In den 70er-Jahren rückte das New Yorker U-Bahn-Netz in den Fokus der Writer und es wurden zunehmend Bahnschächte und Züge bemalt. Die Züge waren sehr beliebt, weil der Name damit nicht nur an einem Ort verblieb, sondern stattdessen stundenlang durch verschiedene Stadtteile gefahren wurde (BEHFOROUZI 2006: 17). Die ersten Werke wurden noch auf den Fassaden unterhalb der Zugfenster angebracht, aber die Ausmaße der Werke nahmen ständig zu, bis sich die Werke sogar über die Außenfassaden ganzer Züge erstreckten (SNYDER 2009: 24).4 Die U-Bahn-Stationen dienten den Akteuren darüber hinaus als Treffpunkte, „an denen sie die Subways beobachteten und Neuigkeiten aus der Szene austauschten“ (HOMBERGER 2008: 75). Diese Zusammentreffen forcierten die Bildung von Gruppen, sogenannter Crews (vgl. dazu Abschnitt 2.3.2).

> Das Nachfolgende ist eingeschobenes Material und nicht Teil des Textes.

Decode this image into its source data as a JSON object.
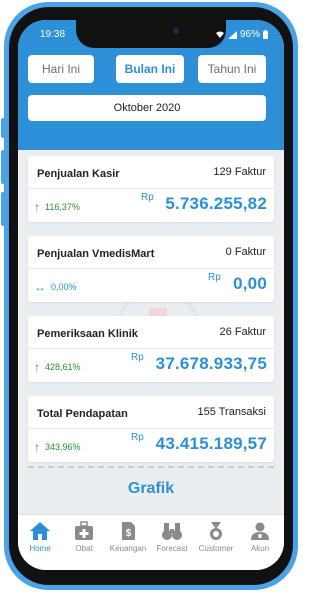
{
  "status": {
    "time": "19:38",
    "battery": "96%"
  },
  "tabs": [
    {
      "label": "Hari Ini",
      "active": false
    },
    {
      "label": "Bulan Ini",
      "active": true
    },
    {
      "label": "Tahun Ini",
      "active": false
    }
  ],
  "period": "Oktober 2020",
  "cards": [
    {
      "title": "Penjualan Kasir",
      "count": "129 Faktur",
      "trend": "up",
      "pct": "116,37%",
      "currency": "Rp",
      "amount": "5.736.255,82"
    },
    {
      "title": "Penjualan VmedisMart",
      "count": "0 Faktur",
      "trend": "flat",
      "pct": "0,00%",
      "currency": "Rp",
      "amount": "0,00"
    },
    {
      "title": "Pemeriksaan Klinik",
      "count": "26 Faktur",
      "trend": "up",
      "pct": "428,61%",
      "currency": "Rp",
      "amount": "37.678.933,75"
    },
    {
      "title": "Total Pendapatan",
      "count": "155 Transaksi",
      "trend": "up",
      "pct": "343,96%",
      "currency": "Rp",
      "amount": "43.415.189,57"
    }
  ],
  "grafik_label": "Grafik",
  "nav": [
    {
      "label": "Home",
      "icon": "home-icon",
      "active": true
    },
    {
      "label": "Obat",
      "icon": "medkit-icon",
      "active": false
    },
    {
      "label": "Keuangan",
      "icon": "money-icon",
      "active": false
    },
    {
      "label": "Forecast",
      "icon": "binoculars-icon",
      "active": false
    },
    {
      "label": "Customer",
      "icon": "customer-medal-icon",
      "active": false
    },
    {
      "label": "Akun",
      "icon": "account-icon",
      "active": false
    }
  ],
  "colors": {
    "primary": "#2d8fd8",
    "trend_up": "#2e8b3a",
    "trend_flat": "#2d8fd8",
    "background": "#ebeef1"
  }
}
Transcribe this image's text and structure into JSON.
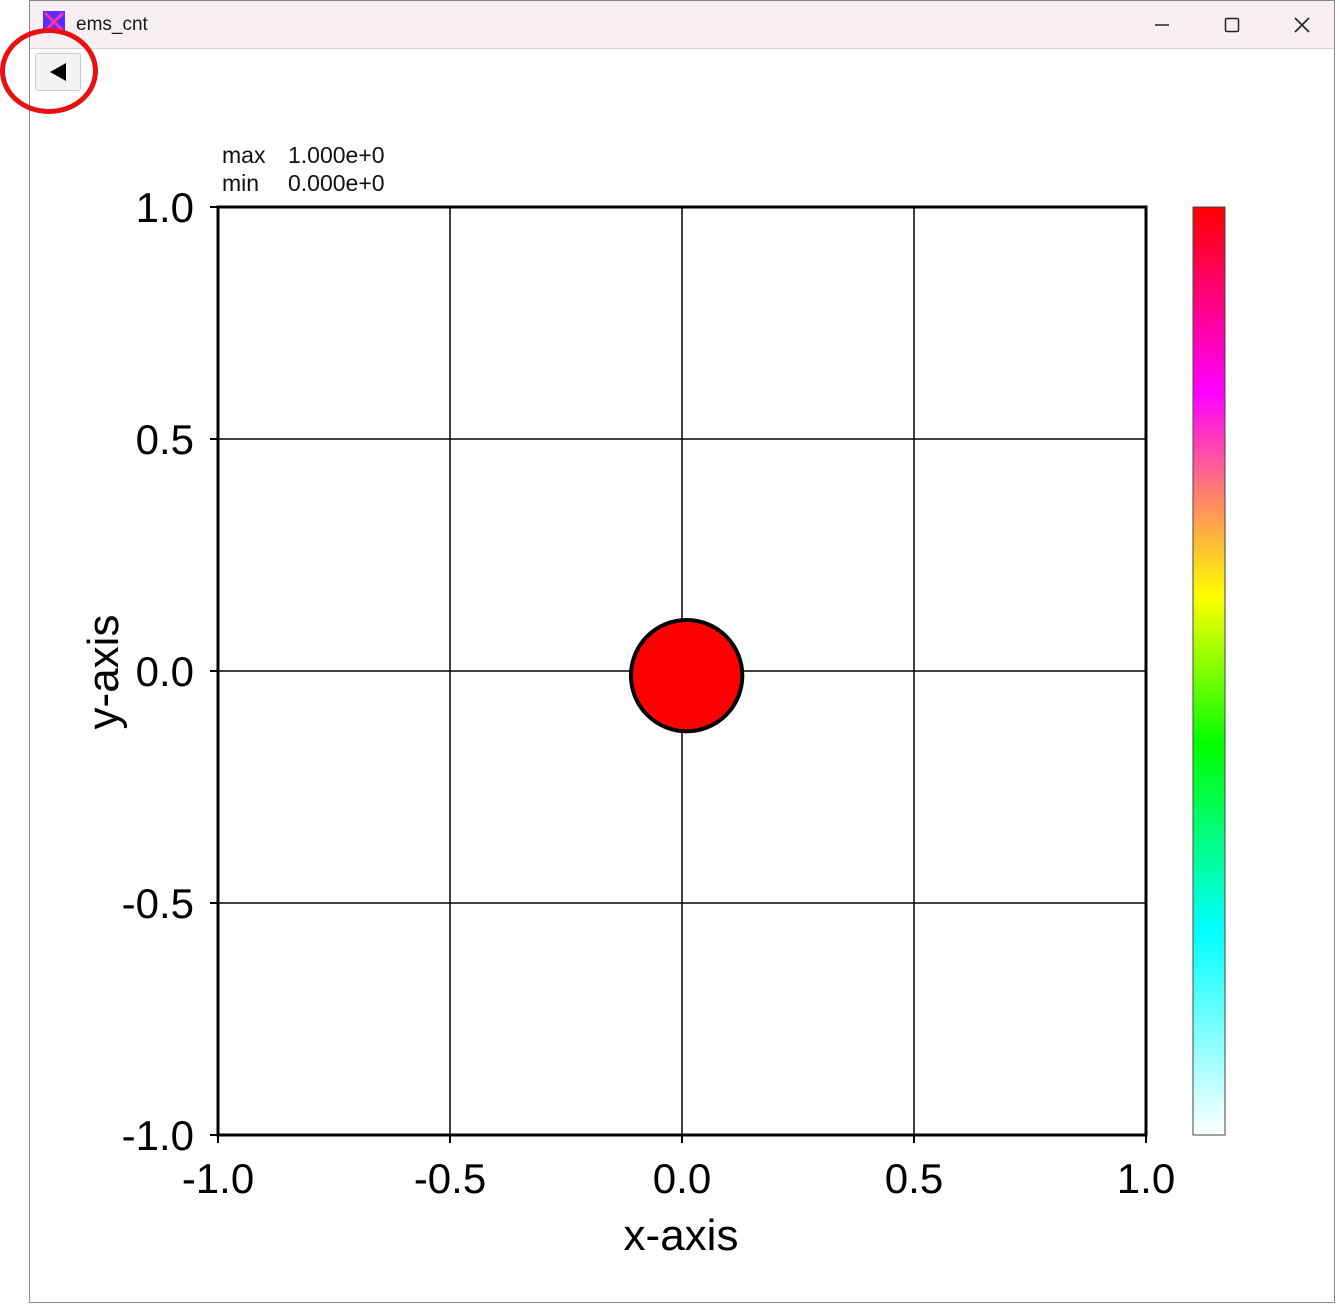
{
  "window": {
    "title": "ems_cnt",
    "icons": {
      "app": "app-icon",
      "minimize": "minimize-icon",
      "maximize": "maximize-icon",
      "close": "close-icon"
    }
  },
  "toolbar": {
    "back_button_icon": "back-arrow-icon",
    "highlight_color": "#e81010"
  },
  "stats": {
    "max_label": "max",
    "max_value": "1.000e+0",
    "min_label": "min",
    "min_value": "0.000e+0"
  },
  "chart_data": {
    "type": "heatmap",
    "xlabel": "x-axis",
    "ylabel": "y-axis",
    "xlim": [
      -1.0,
      1.0
    ],
    "ylim": [
      -1.0,
      1.0
    ],
    "xticks": [
      "-1.0",
      "-0.5",
      "0.0",
      "0.5",
      "1.0"
    ],
    "yticks": [
      "1.0",
      "0.5",
      "0.0",
      "-0.5",
      "-1.0"
    ],
    "xtick_values": [
      -1.0,
      -0.5,
      0.0,
      0.5,
      1.0
    ],
    "ytick_values": [
      1.0,
      0.5,
      0.0,
      -0.5,
      -1.0
    ],
    "grid": true,
    "shape": {
      "kind": "disk",
      "center": [
        0.01,
        -0.01
      ],
      "radius": 0.12,
      "value": 1.0,
      "fill_color": "#ff0000",
      "edge_color": "#000000"
    },
    "colorbar": {
      "min": 0.0,
      "max": 1.0,
      "colors": [
        "#ffffff",
        "#00ffff",
        "#00ff00",
        "#ffff00",
        "#ff00ff",
        "#ff0000"
      ]
    }
  }
}
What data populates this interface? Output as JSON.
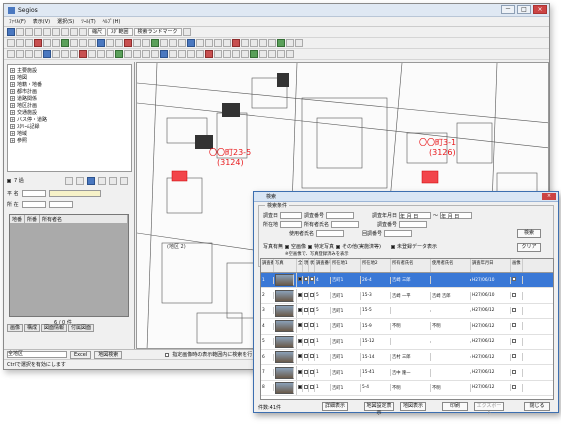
{
  "app": {
    "title": "Segios",
    "window_controls": [
      "－",
      "□",
      "×"
    ]
  },
  "menu": [
    "ﾌｧｲﾙ(F)",
    "表示(V)",
    "選択(S)",
    "ﾂｰﾙ(T)",
    "ﾍﾙﾌﾟ(H)"
  ],
  "toolbar": {
    "buttons": [
      "縮尺",
      "ｽﾀﾞ範囲",
      "検索ランドマーク"
    ]
  },
  "tree": {
    "items": [
      "主要施設",
      "地図",
      "地籍・地番",
      "都市計画",
      "道路関係",
      "地区計画",
      "交通施設",
      "バス停・道路",
      "ｽﾀﾘｰﾑ記録",
      "地域",
      "参照"
    ]
  },
  "left": {
    "zoom_label": "7 過",
    "field1": "平 名",
    "field2": "所 在",
    "grid_headers": [
      "地番",
      "所番",
      "所有者名"
    ],
    "count": "6 / 0 件",
    "tabs": [
      "画像",
      "構成",
      "図面情報",
      "付属図面"
    ]
  },
  "map": {
    "labels": [
      {
        "line1": "〇〇町23-5",
        "line2": "(3124)"
      },
      {
        "line1": "〇〇町3-1",
        "line2": "(3126)"
      }
    ],
    "mini_label": "(地区 2)"
  },
  "status": {
    "layer_select": "全地区",
    "buttons": [
      "Excel",
      "地図検索"
    ],
    "option": "指定画像時の表示範囲内に検索を行う",
    "hint": "Ctrlで選択を有効にします"
  },
  "dialog": {
    "title": "検索",
    "legend": "検索条件",
    "fields": {
      "r1": [
        "調査日",
        "調査番号",
        "調査年月日"
      ],
      "r2": [
        "所在地",
        "所有者氏名",
        "調査番号"
      ],
      "r3": [
        "使用者氏名",
        "回調番号"
      ],
      "dates": [
        "年 月 日",
        "年 月 日"
      ]
    },
    "options": [
      "写真有無",
      "空画像",
      "特定写真",
      "その他(実施済等)",
      "未登録データ表示"
    ],
    "note": "※空画像で、写真登録済みを表示",
    "buttons": {
      "search": "検索",
      "clear": "クリア"
    },
    "columns": [
      "調査番号",
      "写真",
      "全",
      "現",
      "状",
      "調査番号",
      "所在地1",
      "所在地2",
      "所有者氏名",
      "使用者氏名",
      "調査年月日",
      "画像"
    ],
    "rows": [
      {
        "n": "1",
        "c": "4",
        "a1": "吉町1",
        "a2": "26-4",
        "own": "吉崎 三郎",
        "use": "",
        "date": "H27/06/10",
        "sel": true
      },
      {
        "n": "2",
        "c": "5",
        "a1": "吉町1",
        "a2": "15-3",
        "own": "吉崎 一平",
        "use": "吉崎 吉郎",
        "date": "H27/06/10",
        "sel": false
      },
      {
        "n": "3",
        "c": "5",
        "a1": "吉町1",
        "a2": "15-5",
        "own": "",
        "use": "",
        "date": "H27/06/12",
        "sel": false
      },
      {
        "n": "4",
        "c": "1",
        "a1": "吉町1",
        "a2": "15-9",
        "own": "不明",
        "use": "不明",
        "date": "H27/06/12",
        "sel": false
      },
      {
        "n": "5",
        "c": "1",
        "a1": "吉町1",
        "a2": "15-12",
        "own": "",
        "use": "",
        "date": "H27/06/12",
        "sel": false
      },
      {
        "n": "6",
        "c": "1",
        "a1": "吉町1",
        "a2": "15-14",
        "own": "吉村 三郎",
        "use": "",
        "date": "H27/06/12",
        "sel": false
      },
      {
        "n": "7",
        "c": "1",
        "a1": "吉町1",
        "a2": "15-41",
        "own": "吉中 隆一",
        "use": "",
        "date": "H27/06/12",
        "sel": false
      },
      {
        "n": "8",
        "c": "1",
        "a1": "吉町1",
        "a2": "5-4",
        "own": "不明",
        "use": "不明",
        "date": "H27/06/12",
        "sel": false
      }
    ],
    "footer": {
      "count": "件数:41件",
      "buttons": [
        "詳細表示",
        "地図設定表示",
        "地図表示",
        "印刷",
        "エクスポート",
        "閉じる"
      ]
    }
  },
  "colors": {
    "accent": "#3a78d6",
    "parcel": "#f2454a",
    "label": "#e8181b"
  }
}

Ende der 80er-Jahre ging die Ära des Zugmalens wegen anhaltender Gegenmaßnahmen der Manhattan Transit Authority (MTA), der Stadt und der Polizei zu Ende (SNYDER 2009: 147f.). Ab 1989 wurden bemalte Züge nicht mehr im Verkehr eingesetzt, sondern sofort in spezielle Reinigungstätten gefahren (SNYDER 2009: 148). Dieses Vorgehen, so die Überlegungen, hemme die Motivation der Künstler.5 Ferner wurde das nächtliche Zugsprayen immer gefährlicher, weil die U-Bahn-Polizei die Betriebshöfe massiv bewachte und die Writer verfolgte. Bei den Fluchten kamen die Writer mitunter sogar ums Leben, weil sie das unter Starkstrom stehende dritte Gleis berührten (STAHL 1989: 50). Der Plan der MTA ging dadurch auf: Die U-Bahnen wurden weitaus weniger besprüht. Die Writer suchten sich dafür alternative Oberflächen im öffentlichen Raum.

Die Szene nutzte auch immer stärker das Medium der Fotografie, um den eigenen Namen zu verbreiten (SNYDER 2009: 31, 148). So wurden Graffitis zunehmend in den neu aufkommenden Zeitschriften veröffentlicht, was es möglich machte, die Werke losgelöst von Ort und Zeit zu betrachten (SNYDER 2009: 31). Man kann sagen, dass diese Entwicklung stark zur Globalisierung der Graffitiszene beigetragen hat, weil sich durch die Fotografie nicht nur Akteure regional und überregional besser vernetzen konnten, sondern auch der weltweite Austausch der Stilrichtungen und weiterer Innovationen vorangetrieben wurde (SNYDER 2009: 31f.).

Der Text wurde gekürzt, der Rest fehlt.